Hydrophilic bile salts have a cytoprotective effect against cyclosporine A-induced cholestasis through enhanced canalicular membrane fluidity and transporter activity.

Hepatology research : the official journal of the Japan Society of Hepatology

Kazuhiko Tsuboi, Susumu Tazuma, Hidenori Ochi, Kazuaki Chayama

Affiliations

  1. First Department of Internal Medicine, Hiroshima University School of Medicine, 1-2-3, Kasumi, Minami-ku, 734-8551, Hiroshima, Japan

PMID: 12644037 DOI: 10.1016/s1386-6346(02)00170-5

Abstract

Cyclosporine A (CsA) reduces liver canalicular membrane (CM) fluidity to cause a disproportionate reduction of biliary lipid secretion (the uncoupling phenomenon) without affecting adenosine triphosphate-dependent (ABC) transporters except for Mdr1. This study investigated whether hydrophilic bile salts inhibit CsA-induced cholestasis, focusing on CM fluidity and ABC transporter expression. Male Sprague-Dawley rats were infused with taurocholate (TC) (200 nmol/min/100 g body weight) for 2 h, flowed by infusion with tauroursodeoxycholate (TUDC), tauroalphamuricholate, or taurobetamuricholate (100 nmol/min/100 g body weight plus TC at 100 nmol/min/100 g body weight). Thereafter, CsA (20 mg/kg body weight) was injected as a bolus and bile was collected for 2 h. Canalicular membrane vesicles were prepared for analysis of cholesterol (CH), phospholipid (PL), CM fluidity, and expression of ABC transporters (Mdr1, Bsep, Mdr2, and Mrp2). CsA administration reduced biliary lipid secretion along with a disproportionately smaller decline of bile salt secretion.

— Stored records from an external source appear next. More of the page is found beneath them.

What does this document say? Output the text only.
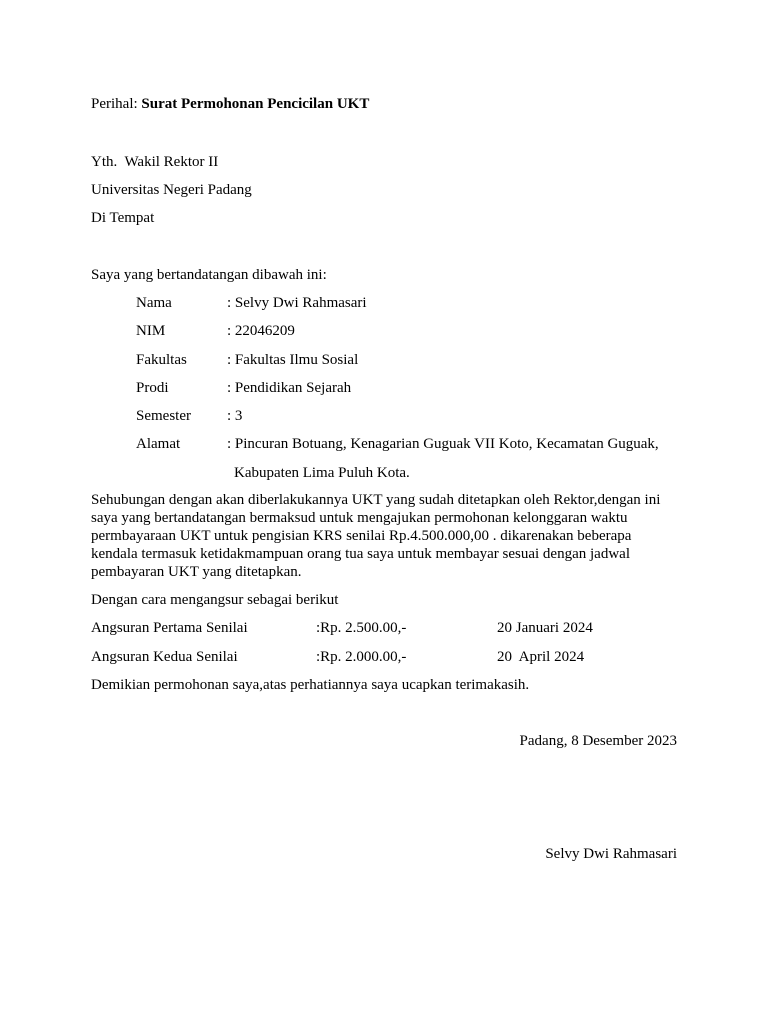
Perihal: Surat Permohonan Pencicilan UKT
Yth.  Wakil Rektor II
Universitas Negeri Padang
Di Tempat
Saya yang bertandatangan dibawah ini:
Nama	: Selvy Dwi Rahmasari
NIM	: 22046209
Fakultas	: Fakultas Ilmu Sosial
Prodi	: Pendidikan Sejarah
Semester : 3
Alamat	: Pincuran Botuang, Kenagarian Guguak VII Koto, Kecamatan Guguak,
Kabupaten Lima Puluh Kota.
Sehubungan dengan akan diberlakukannya UKT yang sudah ditetapkan oleh Rektor,dengan ini saya yang bertandatangan bermaksud untuk mengajukan permohonan kelonggaran waktu permbayaraan UKT untuk pengisian KRS senilai Rp.4.500.000,00 . dikarenakan beberapa kendala termasuk ketidakmampuan orang tua saya untuk membayar sesuai dengan jadwal pembayaran UKT yang ditetapkan.
Dengan cara mengangsur sebagai berikut
Angsuran Pertama Senilai	:Rp. 2.500.00,-	20 Januari 2024
Angsuran Kedua Senilai	:Rp. 2.000.00,-	20  April 2024
Demikian permohonan saya,atas perhatiannya saya ucapkan terimakasih.
Padang, 8 Desember 2023
Selvy Dwi Rahmasari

Hydrophilic bile salts significantly inhibited cholestasis after CsA injection by increasing CM fluidity and by increasing the expression of Mrp2 and Bsep, whereas Mdr1 and Mdr2 were unaltered. (1) Hydrophilic bile salts inhibit CsA-induced cholestasis, presumably by increasing CM fluidity, and this action was greatest with TUDC. (2) The fact that ABC transporters, except for Mdr1 and Mdr2, were overexpressed in the CM after infusion of these bile salts suggests that cytoprotective bile salts functions may increase transporter mass as well as enhancing transporter activity.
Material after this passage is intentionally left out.